Empresas investem em governança e infraestrutura para se adequar à LGPD
Fonte: Valor Econômico
A área de recuperação de crédito e cobrança não foi pega de surpresa pela LGPD. Algumas empresas já vinham se preparando antes mesmo de o projeto de lei tramitar no Congresso Nacional. Investimentos em ferramentas contra vazamento e perda de dados, adequação de processos de manipulação de informações sensíveis e capacitação de pessoal fizeram parte do cardápio de soluções adotadas. Os desafios agora dependeriam, na opinião de alguns executivos do setor, da regulamentação das regras ou da criação de um órgão regulador, como prevê a legislação, e de uma adaptação cultural do mercado e dos consumidores.
“O que muda com a lei é o empoderamento do titular do dado”, diz Vivian Meira Moraes, gerente da área jurídica e responsável pelas ações de LGPD no SPC Brasil, operadora de recuperação de crédito que tem banco de dados com 26 milhões de pessoas jurídicas e outras 180 milhões de pessoas físicas cadastradas. “A lei não estabelece que haja consentimento para o uso do dado, mas obriga a uma maior transparência de como ele será tratado”, afirma Vanessa Butalla, diretora jurídica da Serasa Experian, líder na América Latina em serviços de informações que responde a 6 milhões de consultas por dia de 500 mil clientes.
“A LGPD é uma oportunidade de competitividade com Europa e EUA, que já têm leis de proteção de dados e exigem paridade dos parceiros de negócios”, diz Dirceu Gardel, presidente da Boa Vista, operadora com mais de 150 mil clientes e 100 milhões de pessoas físicas no Cadastro Positivo, o banco de dados com histórico de pagamentos que agiliza a análise de crédito. “A mudança cultural gerada pela lei será um ativo”, afirma Tiago Fontoura da Silva, gerente de infraestrutura e responsável pelo projeto de LGPD da Hoepers, empresa gaúcha criada em 1982 com foco na recuperação de crédito.
Na Serasa Experian, um grupo multidisciplinar de 80 funcionários começou a cuidar da lei um ano antes de ela ser aprovada.
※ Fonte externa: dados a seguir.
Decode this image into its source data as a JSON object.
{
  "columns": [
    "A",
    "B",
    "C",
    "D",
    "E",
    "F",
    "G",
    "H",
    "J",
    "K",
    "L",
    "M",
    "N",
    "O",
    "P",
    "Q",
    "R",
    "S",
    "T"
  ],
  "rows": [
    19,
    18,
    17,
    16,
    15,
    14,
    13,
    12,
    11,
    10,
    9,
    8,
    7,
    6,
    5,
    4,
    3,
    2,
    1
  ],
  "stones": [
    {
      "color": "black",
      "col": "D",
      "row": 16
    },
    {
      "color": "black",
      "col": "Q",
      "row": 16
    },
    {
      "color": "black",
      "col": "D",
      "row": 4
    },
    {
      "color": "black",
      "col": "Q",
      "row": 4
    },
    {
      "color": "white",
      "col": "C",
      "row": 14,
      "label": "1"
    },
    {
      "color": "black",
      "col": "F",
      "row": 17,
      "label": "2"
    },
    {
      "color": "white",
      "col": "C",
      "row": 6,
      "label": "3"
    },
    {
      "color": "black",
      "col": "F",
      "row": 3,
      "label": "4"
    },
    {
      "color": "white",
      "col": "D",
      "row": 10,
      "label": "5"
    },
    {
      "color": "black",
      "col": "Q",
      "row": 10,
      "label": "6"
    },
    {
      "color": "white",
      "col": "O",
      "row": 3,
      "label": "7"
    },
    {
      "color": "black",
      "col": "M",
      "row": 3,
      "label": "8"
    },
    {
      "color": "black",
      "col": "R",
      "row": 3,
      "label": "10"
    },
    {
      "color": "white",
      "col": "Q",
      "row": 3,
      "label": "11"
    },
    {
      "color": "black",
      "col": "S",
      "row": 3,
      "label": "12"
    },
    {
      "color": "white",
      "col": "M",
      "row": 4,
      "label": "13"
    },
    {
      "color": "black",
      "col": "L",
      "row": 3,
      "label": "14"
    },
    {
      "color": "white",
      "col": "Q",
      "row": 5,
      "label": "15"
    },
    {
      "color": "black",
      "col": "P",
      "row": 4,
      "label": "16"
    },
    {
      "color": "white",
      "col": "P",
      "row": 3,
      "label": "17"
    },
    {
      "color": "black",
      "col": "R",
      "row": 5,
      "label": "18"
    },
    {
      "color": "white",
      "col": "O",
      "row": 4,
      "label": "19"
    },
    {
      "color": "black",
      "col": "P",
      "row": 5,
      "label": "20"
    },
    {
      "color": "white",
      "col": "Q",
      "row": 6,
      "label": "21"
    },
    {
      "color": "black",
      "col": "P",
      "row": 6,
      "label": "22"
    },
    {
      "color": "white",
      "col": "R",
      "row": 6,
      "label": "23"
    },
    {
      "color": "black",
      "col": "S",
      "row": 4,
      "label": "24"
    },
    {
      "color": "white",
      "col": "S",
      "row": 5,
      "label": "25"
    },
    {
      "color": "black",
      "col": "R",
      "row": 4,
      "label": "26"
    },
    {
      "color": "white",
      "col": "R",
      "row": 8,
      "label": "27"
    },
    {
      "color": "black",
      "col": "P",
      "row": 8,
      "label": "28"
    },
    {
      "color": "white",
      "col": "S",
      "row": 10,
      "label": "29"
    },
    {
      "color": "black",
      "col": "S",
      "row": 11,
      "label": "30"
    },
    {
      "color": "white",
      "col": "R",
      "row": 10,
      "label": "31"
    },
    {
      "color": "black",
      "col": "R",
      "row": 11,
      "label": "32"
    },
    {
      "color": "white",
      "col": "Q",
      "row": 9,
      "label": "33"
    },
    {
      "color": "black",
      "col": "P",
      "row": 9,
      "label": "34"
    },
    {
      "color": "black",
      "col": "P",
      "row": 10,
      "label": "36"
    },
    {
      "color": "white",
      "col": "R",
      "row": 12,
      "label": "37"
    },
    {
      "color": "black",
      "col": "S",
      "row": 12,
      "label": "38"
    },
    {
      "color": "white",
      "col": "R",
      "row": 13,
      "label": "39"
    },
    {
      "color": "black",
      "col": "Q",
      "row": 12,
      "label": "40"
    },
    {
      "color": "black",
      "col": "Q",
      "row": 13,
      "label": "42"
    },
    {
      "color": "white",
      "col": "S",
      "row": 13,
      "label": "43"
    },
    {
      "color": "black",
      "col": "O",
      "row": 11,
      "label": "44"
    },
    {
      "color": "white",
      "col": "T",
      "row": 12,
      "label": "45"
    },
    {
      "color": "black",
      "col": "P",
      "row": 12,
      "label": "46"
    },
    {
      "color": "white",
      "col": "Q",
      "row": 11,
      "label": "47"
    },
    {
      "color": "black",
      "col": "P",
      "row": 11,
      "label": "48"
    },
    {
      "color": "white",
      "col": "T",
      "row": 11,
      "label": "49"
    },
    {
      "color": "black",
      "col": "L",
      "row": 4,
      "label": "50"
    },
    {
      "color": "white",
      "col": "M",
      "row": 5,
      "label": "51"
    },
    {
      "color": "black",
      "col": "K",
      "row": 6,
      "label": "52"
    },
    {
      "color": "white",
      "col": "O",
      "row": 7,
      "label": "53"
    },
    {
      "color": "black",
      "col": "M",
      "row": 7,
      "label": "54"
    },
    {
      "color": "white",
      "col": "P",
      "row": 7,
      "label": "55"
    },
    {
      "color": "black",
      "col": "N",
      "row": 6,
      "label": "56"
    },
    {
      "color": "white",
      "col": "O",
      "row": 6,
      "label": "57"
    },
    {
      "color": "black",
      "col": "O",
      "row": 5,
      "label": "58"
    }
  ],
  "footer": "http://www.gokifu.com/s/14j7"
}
Houve investimento em tecnologia, mas também em treinamento. A experiência da empresa no Reino Unido e nos EUA ajudou nas soluções. Há arestas que precisam ser aparadas por um fórum de discussões ou pela agência reguladora prevista pela LGPD. “Um dos 50 pontos da lei estabelece a portabilidade do dado, mas nada define como se dá a portabilidade, se ela é do titular ou da recuperadora de crédito ou da empresa que deu o crédito”, diz Vanessa Butalla.
A Boa Vista, há 60 anos no mercado brasileiro de recuperação de crédito, implementou um programa de adequação à LGPD desde dezembro de 2018. O processo revisou mais de 380 procedimentos. “Já estamos 100% enquadrados à legislação”, diz Dirceu Gardel, da Boa Vista. A empresa confia na armazenagem de dados em nuvem em parceria com Google para garantir práticas internacionais de segurança e privacidade.
O SPC Brasil, também com 60 anos de atuação no setor, investiu na governança de dados e em infraestrutura para se adequar à LGPD. “A lei tem como fundamento, além da privacidade, a livre iniciativa e os negócios. Quando há regra é mais simples para os negócios”, afirma Vivian Meira Moraes, do SPC Brasil. O treinamento também foi um foco importante por causa das exigências de transparência previstas na LGPD. Embora não tenha previsto mudanças nas modelagens de scores, que definem as chances de o consumidor pagar as contas corretamente, a lei garante ao titular do dado o direito de saber que informações foram usadas na confecção do seu perfil.
A Hoepers, que agora é especializada na aquisição e administração de carteiras de títulos vencidos, só usa informações do próprio banco de dados para estabelecer o escore dos consumidores. Muitas das providências previstas pela LGPD já tinham sido incorporadas pelo grupo. Os investimentos na segurança da informação começaram em 2010. “Classificar os dados sensíveis e estruturar as informações também são desafios na adequação à lei”, afirma Silva.